More than 80 percent of Lynn residents live in state-defined EJ neighborhoods: communities that have endured more than their fair share of the polluted air, water and soil associated with an ill-regulated industrial past. EJ communities are often characterized by scarce open space, and by homes and other buildings in need of efficiency upgrades to stem a tide of wasted energy and money.
MAPC’s recommendations would put these issues front and center in the state climate plan.
For example, while the administration’s proposals for reducing carbon emissions from transportation focus largely on expanding use of electric vehicles (EV), MAPC contends this approach misses the mark for communities such as Lynn. While supporting EV efforts, the state should give more weight to improved public transportation and strategic land use planning decisions. Just as the CECP should include rigorous, measurable tactics to ensure an equitable and just transition to a net zero future, the plan should also include measurable strategies for improving public transit infrastructure; increasing the use of transit, bicycles and walking; and encouraging land use that is transit-oriented and reduces the demand for personal vehicle trips which add to greenhouse gas emissions and local congestion.
As written, the CECP also lacks a comprehensive approach for developing a green and equitable workforce — such as targeted measures to support access for people of color and other demographic groups currently underrepresented in the state’s clean energy workforce.
This approach would resonate in Lynn, one of the Commonwealth’s 26 gateway cities — previously thriving centers of industry that have recently faced stubborn social and economic challenges stemming from a decline in local manufacturing.

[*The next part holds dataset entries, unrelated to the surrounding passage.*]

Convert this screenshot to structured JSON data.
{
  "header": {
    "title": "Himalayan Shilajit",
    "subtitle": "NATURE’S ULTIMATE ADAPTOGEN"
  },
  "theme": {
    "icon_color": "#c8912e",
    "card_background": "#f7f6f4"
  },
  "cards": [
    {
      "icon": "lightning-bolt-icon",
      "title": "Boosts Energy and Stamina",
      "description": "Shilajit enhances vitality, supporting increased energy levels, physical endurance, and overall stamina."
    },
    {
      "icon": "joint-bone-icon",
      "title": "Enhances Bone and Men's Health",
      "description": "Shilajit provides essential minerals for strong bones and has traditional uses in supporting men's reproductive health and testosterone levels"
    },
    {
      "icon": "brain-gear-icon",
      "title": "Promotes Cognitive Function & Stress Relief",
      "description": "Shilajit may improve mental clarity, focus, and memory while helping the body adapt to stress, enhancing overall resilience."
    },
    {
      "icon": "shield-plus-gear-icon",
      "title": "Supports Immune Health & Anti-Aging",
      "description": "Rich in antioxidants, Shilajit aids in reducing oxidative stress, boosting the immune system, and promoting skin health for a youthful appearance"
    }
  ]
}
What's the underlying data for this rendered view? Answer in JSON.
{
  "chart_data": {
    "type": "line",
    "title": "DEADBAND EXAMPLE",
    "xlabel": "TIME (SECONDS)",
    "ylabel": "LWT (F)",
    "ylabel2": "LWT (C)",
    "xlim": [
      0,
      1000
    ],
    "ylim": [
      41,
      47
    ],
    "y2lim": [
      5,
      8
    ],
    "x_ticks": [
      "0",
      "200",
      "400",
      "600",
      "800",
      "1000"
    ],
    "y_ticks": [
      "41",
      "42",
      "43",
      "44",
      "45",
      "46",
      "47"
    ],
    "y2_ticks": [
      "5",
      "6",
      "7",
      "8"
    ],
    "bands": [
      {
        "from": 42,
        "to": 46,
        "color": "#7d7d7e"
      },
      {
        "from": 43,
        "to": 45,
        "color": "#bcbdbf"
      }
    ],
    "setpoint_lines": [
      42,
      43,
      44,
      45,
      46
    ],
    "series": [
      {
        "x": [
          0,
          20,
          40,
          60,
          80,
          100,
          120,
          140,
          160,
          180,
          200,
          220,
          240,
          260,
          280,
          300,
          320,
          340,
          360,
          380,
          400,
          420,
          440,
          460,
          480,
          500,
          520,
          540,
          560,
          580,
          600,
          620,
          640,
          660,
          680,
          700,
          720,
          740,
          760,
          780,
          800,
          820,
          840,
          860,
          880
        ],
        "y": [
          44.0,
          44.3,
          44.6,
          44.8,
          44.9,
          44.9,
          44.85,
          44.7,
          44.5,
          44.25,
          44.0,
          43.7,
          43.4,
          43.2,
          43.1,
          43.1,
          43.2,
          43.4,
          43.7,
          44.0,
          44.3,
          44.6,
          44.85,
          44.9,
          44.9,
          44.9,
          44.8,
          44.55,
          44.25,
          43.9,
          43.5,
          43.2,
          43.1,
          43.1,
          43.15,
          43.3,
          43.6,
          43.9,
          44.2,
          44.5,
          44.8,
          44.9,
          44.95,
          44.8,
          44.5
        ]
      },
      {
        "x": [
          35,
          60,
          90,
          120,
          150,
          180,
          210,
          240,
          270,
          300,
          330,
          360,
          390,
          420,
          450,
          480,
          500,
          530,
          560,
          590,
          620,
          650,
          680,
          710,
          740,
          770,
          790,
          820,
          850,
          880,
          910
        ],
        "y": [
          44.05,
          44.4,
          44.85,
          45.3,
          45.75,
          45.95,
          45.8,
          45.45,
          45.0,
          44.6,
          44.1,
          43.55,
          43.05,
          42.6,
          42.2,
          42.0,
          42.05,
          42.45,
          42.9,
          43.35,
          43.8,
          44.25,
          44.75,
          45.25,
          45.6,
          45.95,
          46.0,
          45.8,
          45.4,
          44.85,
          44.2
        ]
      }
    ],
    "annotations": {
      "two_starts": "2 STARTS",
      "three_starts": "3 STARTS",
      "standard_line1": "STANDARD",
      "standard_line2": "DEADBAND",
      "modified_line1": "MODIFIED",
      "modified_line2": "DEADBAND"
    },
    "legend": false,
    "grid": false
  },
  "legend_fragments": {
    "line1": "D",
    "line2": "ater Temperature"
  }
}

Lynn residents and businesses would profit from provisions to ensure equity and inclusion in the economic activity and job growth associated with making old buildings ultra-energy efficient, while keeping them affordable and installing onsite solar and other climate-smart building technologies.
To fund these and other actions necessary to realize the state’s climate and clean energy targets, MAPC supports using a variety of tactics including the development of a statewide “climate bank.”
Prioritizing the financing of transformative climate and energy technologies, as well as regional or multi-municipal climate resilience projects — especially in EJ communities — the new climate bank could be initially capitalized through federal recovery funds or state revenues.
Regardless of the financing option, it should be structured to minimize impact on low-income individuals and maximize investments in underserved and overburdened communities.
MAPC looks forward to collaborating with the Baker administration, the legislature and our municipal partners to advance these and other necessary programs and policies as Massachusetts steers a course to a near-term net zero emissions future.
Rebecca Davis is Deputy Director of the Metropolitan Area Planning Council.